4. The medical community must start to control medical expenditure; it is doctors who initiate health costs and we must learn to be discriminating. Medical expenditure for marginal or no benefit to the patient cannot be tolerated. Surgery to prevent a problem in one patient out of ten means an unnecessary operation in nine for the benefit of one, and increases the true cost of treating that single patient by a factor of ten. We must learn to be selective; observe the course of events and treat when necessary rather than pre-judge an outcome, and develop outcomes statistics to support our judgments. Implant costs must be curtailed, and new, more expensive products used only if they show a proven substantial benefit. I would prefer to retain 'fee for service' because then the patient is an individual not a problem to be disposed of with the least possible effort; but the system is abused, and we must be prepared to be audited if it is retained.
5. Finally we must educate our patients in realistic expectations of medical care. They must understand the fallacies of the 'present market-driven view of health care and the good life' in the words of Solly Benatar, and accept that we are not guaranteed a life without some degree of pain, disability or inconvenience.

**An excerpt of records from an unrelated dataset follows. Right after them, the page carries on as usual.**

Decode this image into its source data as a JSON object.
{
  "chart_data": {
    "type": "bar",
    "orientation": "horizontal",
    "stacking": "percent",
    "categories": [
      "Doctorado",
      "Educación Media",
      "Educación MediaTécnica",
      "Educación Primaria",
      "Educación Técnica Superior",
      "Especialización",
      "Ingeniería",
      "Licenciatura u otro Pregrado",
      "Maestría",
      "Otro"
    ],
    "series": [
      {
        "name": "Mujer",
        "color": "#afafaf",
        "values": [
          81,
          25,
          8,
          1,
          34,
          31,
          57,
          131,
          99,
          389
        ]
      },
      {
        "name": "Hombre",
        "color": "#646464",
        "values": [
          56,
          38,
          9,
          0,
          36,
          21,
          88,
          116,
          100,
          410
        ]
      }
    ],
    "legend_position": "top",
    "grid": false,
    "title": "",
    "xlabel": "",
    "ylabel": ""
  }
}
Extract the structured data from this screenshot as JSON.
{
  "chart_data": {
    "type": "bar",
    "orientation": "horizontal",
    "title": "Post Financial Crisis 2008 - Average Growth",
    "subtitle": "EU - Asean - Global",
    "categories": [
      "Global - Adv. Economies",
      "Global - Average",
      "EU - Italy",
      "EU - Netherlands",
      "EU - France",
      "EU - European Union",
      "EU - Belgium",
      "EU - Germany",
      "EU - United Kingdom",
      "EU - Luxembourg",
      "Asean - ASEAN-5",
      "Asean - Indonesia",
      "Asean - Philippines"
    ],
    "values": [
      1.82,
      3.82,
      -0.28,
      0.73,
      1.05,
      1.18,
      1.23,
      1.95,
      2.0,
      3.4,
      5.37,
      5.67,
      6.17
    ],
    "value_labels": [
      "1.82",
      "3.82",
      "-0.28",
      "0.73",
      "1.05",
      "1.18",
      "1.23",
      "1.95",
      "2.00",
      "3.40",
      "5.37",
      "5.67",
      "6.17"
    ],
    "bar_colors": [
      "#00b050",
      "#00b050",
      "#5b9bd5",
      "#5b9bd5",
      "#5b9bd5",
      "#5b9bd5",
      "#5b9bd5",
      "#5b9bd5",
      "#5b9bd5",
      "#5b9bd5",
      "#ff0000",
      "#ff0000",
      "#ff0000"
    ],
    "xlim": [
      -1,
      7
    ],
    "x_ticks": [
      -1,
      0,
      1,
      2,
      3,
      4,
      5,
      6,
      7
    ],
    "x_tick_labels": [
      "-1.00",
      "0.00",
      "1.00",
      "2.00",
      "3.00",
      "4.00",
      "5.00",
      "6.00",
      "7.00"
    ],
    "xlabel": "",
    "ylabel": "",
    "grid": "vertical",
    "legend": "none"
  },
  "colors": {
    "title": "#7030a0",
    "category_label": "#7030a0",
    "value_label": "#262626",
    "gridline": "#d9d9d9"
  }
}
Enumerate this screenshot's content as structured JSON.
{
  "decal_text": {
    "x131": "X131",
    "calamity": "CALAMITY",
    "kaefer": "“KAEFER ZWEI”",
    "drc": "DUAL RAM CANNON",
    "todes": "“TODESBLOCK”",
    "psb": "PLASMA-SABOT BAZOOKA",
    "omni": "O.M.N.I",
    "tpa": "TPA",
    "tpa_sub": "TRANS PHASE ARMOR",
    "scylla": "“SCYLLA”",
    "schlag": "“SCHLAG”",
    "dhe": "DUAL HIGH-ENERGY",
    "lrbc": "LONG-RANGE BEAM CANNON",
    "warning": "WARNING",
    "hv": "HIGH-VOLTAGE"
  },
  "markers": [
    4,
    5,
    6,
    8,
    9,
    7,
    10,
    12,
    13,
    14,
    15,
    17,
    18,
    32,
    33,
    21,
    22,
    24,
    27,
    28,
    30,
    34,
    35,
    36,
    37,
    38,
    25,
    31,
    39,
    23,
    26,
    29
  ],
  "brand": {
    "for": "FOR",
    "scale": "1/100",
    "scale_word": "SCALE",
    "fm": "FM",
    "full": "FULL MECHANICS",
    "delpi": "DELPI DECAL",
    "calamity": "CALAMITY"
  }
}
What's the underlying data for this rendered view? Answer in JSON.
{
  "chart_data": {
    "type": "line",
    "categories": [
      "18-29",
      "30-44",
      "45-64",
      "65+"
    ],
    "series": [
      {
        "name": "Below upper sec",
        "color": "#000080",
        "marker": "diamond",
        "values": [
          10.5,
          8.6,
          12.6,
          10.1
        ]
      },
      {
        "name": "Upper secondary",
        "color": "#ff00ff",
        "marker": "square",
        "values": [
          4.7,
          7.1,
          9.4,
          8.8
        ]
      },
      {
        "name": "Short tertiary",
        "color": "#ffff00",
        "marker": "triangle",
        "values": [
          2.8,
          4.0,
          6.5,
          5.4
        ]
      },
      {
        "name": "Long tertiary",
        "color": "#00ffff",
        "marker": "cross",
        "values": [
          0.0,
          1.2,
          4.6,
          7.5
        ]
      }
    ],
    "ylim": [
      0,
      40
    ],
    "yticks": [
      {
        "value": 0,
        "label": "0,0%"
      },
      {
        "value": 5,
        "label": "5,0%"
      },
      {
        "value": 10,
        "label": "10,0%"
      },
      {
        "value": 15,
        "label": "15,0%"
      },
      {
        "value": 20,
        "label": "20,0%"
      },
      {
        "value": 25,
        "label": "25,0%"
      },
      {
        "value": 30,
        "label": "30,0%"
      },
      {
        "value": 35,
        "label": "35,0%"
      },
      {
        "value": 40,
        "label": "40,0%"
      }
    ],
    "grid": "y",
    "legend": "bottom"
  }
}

They must also learn that they are responsible for their own lifestyle with its effects on their health, and cannot expect someone else to pay for the consequences of their carelessness and self-indulgence.
The poor standard of health and medical services in this country affects us all, rich or poor, either directly or indirectly, and we cannot ignore the need to improve matters. Many factors are beyond our control, but we need to become more active in the areas we can influence. Health care rationing is on its way, and the medical profession should be leading the field now, not reacting to politicians and health care funders at some point in the future when we have lost control of the process.